Subtoxic Questions: Dive Into Attitude Change of LLM's Response in Jailbreak Attempts
Tianyu Zhang, Zixuan Zhao, Jiaqi Huang, Jingyu Hua, Sheng Zhong
TL;DR
Facing diminishing returns of traditional jailbreak prompts against hardened LLMs, the paper focuses on subtoxic questions to reveal more nuanced vulnerabilities.
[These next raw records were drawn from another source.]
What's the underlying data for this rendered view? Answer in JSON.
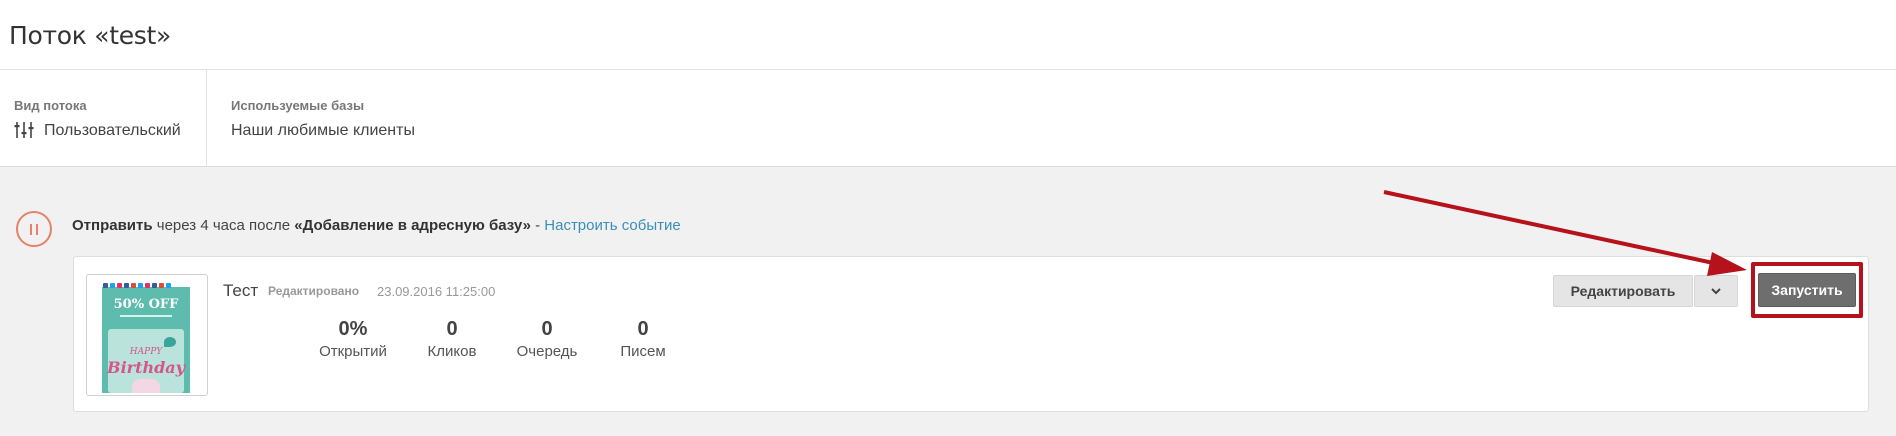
{
  "page": {
    "title": "Поток «test»"
  },
  "flow_info": {
    "type_label": "Вид потока",
    "type_value": "Пользовательский",
    "type_icon": "sliders-icon",
    "bases_label": "Используемые базы",
    "bases_value": "Наши любимые клиенты"
  },
  "event": {
    "status_icon": "pause-icon",
    "action": "Отправить",
    "delay_text": " через 4 часа после ",
    "trigger": "«Добавление в адресную базу»",
    "separator": " - ",
    "configure_link": "Настроить событие"
  },
  "email_card": {
    "name": "Тест",
    "edited_label": "Редактировано",
    "edited_date": "23.09.2016 11:25:00",
    "thumbnail": {
      "offer_text": "50% OFF",
      "happy_text": "HAPPY",
      "birthday_text": "Birthday"
    },
    "stats": [
      {
        "value": "0%",
        "label": "Открытий"
      },
      {
        "value": "0",
        "label": "Кликов"
      },
      {
        "value": "0",
        "label": "Очередь"
      },
      {
        "value": "0",
        "label": "Писем"
      }
    ],
    "edit_button": "Редактировать",
    "dropdown_icon": "chevron-down-icon",
    "start_button": "Запустить"
  },
  "colors": {
    "accent_link": "#3a8fb7",
    "pause_icon": "#e8806a",
    "annotation_red": "#b5121b",
    "start_button_bg": "#6e6e6e",
    "gray_background": "#f1f1f1"
  }
}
It introduces the Gradual Attitude Change (GAC) model, formalizes an Evaluation Question Set (EQS), and defines a continuous attitude measure $G(i) = E[A(o)]$ with $A(o) in [-1,1]$. It presents two observations, GAC-1 and GAC-2, that establish consistent positive-prompt effects and a ranking of prompts via $t(x)$, enabling robust cross-question comparison. The work contributes a refined framework for LLM security evaluation and points to standardized benchmarks and mechanistic investigations as future directions.
Abstract
As Large Language Models (LLMs) of Prompt Jailbreaking are getting more and more attention, it is of great significance to raise a generalized research paradigm to evaluate attack strengths and a basic model to conduct subtler experiments. In this paper, we propose a novel approach by focusing on a set of target questions that are inherently more sensitive to jailbreak prompts, aiming to circumvent the limitations posed by enhanced LLM security. Through designing and analyzing these sensitive questions, this paper reveals a more effective method of identifying vulnerabilities in LLMs, thereby contributing to the advancement of LLM security. This research not only challenges existing jailbreaking methodologies but also fortifies LLMs against potential exploits.